The Angels went the “opener” route, starting righty reliever Cam Bedrosian, who pitched a scoreless first. Felix Pena replaced him and allowed two runs (one earned) while striking out eight over five innings.

Sabathia retired the first two batters in the first before shortstop Andrelton Simmons cracked a first-pitch fastball to center, making it 1-0. It was the first homer allowed by Sabathia in three starts.

Sabathia picked up his first strikeout in the second, striking out Jonathan Lucroy. He would not strike out another batter until the fifth — getting Mike Trout looking at a cutter — at that point the Yankees were trailing 5-0.

That’s because Simmons launched a full-count slider to left to lead off the fourth inning to make it 2-0 and the 36-pitch inning only got worse from there.

Albert Pujols followed by dumping a single to left, his second of the night. Brian Goodwin bunted and Gary Sanchez, who struck out four times in his return from the IL, bobbled the ball for an error. Lucroy bounced into a 4-3 fielder’s choice, putting runners at the corners, and Kole Calhoun annihilated a full-count slider halfway up the seats in right, his fifth homer of the season making it 5-0.

“Three-run homer to a lefty, that’s just unacceptable,” Sabathia said. “So I’ll try to be better next time out.”

After striking out Trout to start the fifth, Sabathia struck out Simmons, pulling him within three of 3,000.

The Yankees started their comeback in the sixth when Wade reached on an infield single. LeMahieu, in a 3-for-39 skid to that point, lined an RBI double into the corner in left that made it 5-1. Luke Voit, who extended his on-base streak to 35 games in the first with a walk, hit a broken-bat single to center to put runners at the corners for Brett Gardner.
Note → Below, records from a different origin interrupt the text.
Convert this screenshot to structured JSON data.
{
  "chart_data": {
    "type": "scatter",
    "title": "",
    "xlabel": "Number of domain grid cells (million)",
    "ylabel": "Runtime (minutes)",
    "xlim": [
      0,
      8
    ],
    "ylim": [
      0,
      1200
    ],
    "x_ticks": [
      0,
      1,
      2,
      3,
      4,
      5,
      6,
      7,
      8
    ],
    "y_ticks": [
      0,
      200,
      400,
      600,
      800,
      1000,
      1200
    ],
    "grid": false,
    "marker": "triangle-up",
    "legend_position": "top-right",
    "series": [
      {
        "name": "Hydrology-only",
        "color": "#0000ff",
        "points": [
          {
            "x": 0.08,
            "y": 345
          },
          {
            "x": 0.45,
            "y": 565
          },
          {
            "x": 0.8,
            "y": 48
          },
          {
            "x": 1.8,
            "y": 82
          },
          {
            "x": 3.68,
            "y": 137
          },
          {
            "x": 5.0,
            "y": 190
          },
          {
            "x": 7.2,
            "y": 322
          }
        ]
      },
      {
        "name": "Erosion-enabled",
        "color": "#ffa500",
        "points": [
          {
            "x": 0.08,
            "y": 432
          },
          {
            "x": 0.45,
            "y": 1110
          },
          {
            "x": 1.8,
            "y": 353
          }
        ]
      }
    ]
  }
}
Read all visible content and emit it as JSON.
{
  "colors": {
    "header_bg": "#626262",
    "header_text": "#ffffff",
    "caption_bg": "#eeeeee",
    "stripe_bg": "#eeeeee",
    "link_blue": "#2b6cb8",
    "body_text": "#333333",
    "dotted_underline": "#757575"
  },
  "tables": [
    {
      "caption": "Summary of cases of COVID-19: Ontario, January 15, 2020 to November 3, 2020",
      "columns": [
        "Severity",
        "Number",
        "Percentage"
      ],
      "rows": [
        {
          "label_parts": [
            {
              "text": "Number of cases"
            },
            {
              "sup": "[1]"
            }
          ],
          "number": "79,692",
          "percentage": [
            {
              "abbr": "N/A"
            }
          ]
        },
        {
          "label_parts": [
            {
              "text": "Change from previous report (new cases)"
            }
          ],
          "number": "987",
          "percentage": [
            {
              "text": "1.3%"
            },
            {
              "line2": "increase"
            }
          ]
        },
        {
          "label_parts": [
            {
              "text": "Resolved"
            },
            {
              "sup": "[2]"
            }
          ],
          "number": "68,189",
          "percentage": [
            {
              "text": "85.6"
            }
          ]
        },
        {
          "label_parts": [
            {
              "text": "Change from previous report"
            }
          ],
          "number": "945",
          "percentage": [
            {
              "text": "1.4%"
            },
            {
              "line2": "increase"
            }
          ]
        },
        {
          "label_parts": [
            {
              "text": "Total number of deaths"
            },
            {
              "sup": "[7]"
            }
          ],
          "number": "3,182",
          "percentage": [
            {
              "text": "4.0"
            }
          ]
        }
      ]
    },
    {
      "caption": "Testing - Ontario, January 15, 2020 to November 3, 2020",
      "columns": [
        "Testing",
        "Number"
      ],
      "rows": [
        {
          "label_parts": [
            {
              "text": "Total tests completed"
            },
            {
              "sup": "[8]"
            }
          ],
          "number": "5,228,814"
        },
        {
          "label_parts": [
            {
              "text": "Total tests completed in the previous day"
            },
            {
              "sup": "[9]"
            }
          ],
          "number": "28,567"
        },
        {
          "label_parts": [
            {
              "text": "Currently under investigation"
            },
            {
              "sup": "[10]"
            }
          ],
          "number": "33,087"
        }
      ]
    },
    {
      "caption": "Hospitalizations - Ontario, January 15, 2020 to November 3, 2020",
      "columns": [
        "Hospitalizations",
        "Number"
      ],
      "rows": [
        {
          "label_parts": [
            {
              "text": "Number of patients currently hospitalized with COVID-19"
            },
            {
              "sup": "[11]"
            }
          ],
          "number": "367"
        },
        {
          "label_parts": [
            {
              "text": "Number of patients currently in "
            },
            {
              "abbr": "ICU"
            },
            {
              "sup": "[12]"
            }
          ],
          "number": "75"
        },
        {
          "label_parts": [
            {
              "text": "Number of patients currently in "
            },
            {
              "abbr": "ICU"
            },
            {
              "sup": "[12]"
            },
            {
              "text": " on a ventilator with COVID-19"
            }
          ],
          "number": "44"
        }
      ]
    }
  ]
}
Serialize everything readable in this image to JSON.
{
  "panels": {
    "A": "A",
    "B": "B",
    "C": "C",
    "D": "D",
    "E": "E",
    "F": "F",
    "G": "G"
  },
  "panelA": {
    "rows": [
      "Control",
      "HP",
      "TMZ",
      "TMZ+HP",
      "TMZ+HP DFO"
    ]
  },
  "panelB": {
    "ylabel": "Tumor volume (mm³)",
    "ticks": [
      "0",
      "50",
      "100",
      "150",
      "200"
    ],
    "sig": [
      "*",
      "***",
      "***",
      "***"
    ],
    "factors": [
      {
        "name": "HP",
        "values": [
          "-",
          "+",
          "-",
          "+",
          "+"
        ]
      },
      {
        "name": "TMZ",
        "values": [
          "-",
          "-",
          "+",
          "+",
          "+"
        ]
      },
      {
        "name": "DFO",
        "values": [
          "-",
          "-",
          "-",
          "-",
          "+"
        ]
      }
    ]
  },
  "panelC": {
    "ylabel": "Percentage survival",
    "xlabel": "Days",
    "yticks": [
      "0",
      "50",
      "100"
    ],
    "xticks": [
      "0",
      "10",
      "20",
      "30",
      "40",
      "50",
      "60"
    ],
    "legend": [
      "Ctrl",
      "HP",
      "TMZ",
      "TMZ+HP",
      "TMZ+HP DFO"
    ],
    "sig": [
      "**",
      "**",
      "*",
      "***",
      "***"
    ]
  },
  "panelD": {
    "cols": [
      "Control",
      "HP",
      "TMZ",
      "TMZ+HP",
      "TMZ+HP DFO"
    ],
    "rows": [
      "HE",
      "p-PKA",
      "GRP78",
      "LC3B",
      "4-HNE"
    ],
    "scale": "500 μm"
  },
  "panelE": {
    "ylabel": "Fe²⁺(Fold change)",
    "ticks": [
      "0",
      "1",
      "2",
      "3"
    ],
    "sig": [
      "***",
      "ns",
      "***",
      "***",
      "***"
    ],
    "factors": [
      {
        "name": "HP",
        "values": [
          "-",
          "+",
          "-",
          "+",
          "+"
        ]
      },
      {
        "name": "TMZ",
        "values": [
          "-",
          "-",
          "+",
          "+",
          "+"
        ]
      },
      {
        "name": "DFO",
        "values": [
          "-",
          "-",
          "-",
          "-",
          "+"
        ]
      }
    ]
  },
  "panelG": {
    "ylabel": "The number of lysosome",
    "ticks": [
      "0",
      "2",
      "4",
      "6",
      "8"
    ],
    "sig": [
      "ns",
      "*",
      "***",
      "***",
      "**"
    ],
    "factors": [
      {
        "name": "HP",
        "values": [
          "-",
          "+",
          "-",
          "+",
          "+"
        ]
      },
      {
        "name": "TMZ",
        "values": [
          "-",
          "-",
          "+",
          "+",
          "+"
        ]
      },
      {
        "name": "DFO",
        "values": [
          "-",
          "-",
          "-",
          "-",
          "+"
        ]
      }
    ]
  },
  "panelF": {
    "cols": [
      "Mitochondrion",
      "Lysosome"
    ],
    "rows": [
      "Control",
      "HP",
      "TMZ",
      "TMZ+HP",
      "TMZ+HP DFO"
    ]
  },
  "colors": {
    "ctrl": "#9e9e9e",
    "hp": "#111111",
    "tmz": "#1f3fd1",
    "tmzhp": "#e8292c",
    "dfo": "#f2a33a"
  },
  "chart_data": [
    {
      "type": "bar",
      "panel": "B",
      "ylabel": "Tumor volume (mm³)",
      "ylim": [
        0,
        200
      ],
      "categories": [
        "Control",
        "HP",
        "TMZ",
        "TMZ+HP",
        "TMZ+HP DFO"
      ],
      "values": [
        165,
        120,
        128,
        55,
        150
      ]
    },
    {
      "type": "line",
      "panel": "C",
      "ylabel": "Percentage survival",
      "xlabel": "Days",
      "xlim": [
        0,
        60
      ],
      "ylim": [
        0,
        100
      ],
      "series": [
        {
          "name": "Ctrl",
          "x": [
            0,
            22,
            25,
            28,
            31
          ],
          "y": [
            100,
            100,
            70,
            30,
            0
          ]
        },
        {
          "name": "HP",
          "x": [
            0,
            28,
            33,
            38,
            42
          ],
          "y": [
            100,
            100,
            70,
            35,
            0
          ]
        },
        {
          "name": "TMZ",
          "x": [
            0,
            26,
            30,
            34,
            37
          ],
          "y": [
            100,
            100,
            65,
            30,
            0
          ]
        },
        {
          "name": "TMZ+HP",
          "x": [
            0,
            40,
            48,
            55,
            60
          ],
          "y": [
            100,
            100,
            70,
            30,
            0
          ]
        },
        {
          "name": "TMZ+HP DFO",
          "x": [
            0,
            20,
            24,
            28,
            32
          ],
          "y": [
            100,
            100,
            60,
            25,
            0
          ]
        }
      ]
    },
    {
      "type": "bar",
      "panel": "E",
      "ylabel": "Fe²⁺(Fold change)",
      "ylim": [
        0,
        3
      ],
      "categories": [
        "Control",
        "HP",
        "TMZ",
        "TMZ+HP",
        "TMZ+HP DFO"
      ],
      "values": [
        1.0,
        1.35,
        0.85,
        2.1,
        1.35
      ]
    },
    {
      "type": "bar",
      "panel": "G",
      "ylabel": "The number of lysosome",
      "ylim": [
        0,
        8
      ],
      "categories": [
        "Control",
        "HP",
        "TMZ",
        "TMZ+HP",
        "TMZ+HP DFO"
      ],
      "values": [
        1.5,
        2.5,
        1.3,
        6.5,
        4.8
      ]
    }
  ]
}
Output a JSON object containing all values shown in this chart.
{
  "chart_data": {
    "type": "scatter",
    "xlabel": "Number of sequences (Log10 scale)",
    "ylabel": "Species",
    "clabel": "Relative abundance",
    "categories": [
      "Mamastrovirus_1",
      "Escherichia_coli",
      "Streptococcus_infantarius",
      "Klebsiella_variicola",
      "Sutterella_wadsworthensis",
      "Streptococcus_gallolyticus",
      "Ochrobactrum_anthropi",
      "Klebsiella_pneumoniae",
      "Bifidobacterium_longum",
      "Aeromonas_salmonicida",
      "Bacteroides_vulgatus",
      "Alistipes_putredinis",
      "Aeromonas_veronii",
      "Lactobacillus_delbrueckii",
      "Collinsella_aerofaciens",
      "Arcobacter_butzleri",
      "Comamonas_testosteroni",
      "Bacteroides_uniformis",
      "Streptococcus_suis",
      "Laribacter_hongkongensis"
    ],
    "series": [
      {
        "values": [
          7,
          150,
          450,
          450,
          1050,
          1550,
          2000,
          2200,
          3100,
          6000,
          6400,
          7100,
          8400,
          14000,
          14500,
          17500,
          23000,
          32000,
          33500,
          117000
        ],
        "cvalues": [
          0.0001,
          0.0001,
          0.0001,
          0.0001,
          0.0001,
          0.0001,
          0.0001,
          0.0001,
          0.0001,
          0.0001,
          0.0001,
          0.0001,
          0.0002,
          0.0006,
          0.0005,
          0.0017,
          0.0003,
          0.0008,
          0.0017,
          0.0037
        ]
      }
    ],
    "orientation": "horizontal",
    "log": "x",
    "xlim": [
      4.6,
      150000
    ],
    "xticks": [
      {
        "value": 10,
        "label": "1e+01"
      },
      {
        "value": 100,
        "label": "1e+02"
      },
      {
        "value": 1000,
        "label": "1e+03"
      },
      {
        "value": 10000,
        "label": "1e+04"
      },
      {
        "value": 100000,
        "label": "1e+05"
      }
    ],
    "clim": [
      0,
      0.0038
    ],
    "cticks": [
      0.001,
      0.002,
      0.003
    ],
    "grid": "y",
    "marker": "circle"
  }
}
The centerfielder popped to short and Sanchez struck out for the third time. With Torres at the plate, a passed ball brought in LeMahieu to make it 5-2.

After Loaisiga pitched a 1-2-3 sixth, the comeback continued in the seventh against righty Luis Garcia, who brought a 0.87 ERA into the night. Mike Ford drew a leadoff walk and Gio Urshela singled. Mike Tauchman got ahead 3-and-0, eventually walking to load the bases. Up stepped Wade, who walked on four pitches to make it 5-3 and mercifully ended Garcia’s night. In came righty Ty Buttrey to face LeMahieu, whose long sacrifice fly brought in Urshela to make it 5-4 and allowed Tauchman and Wade to tag. Voit grounded sharply to short and Simmons came home with the throw but a sliding Tauchman beat it, tying the score at 5.

“Winning’s a lot of fun and the way these guys are picking each other up, rallying around each other, rallying around the adversity we’ve had, has kind of become a little battle cry in there for them a little bit,” Boone said. “They’re very close, they’re very resilient, they’re very tough. Their resiliency so far has been really impressive.”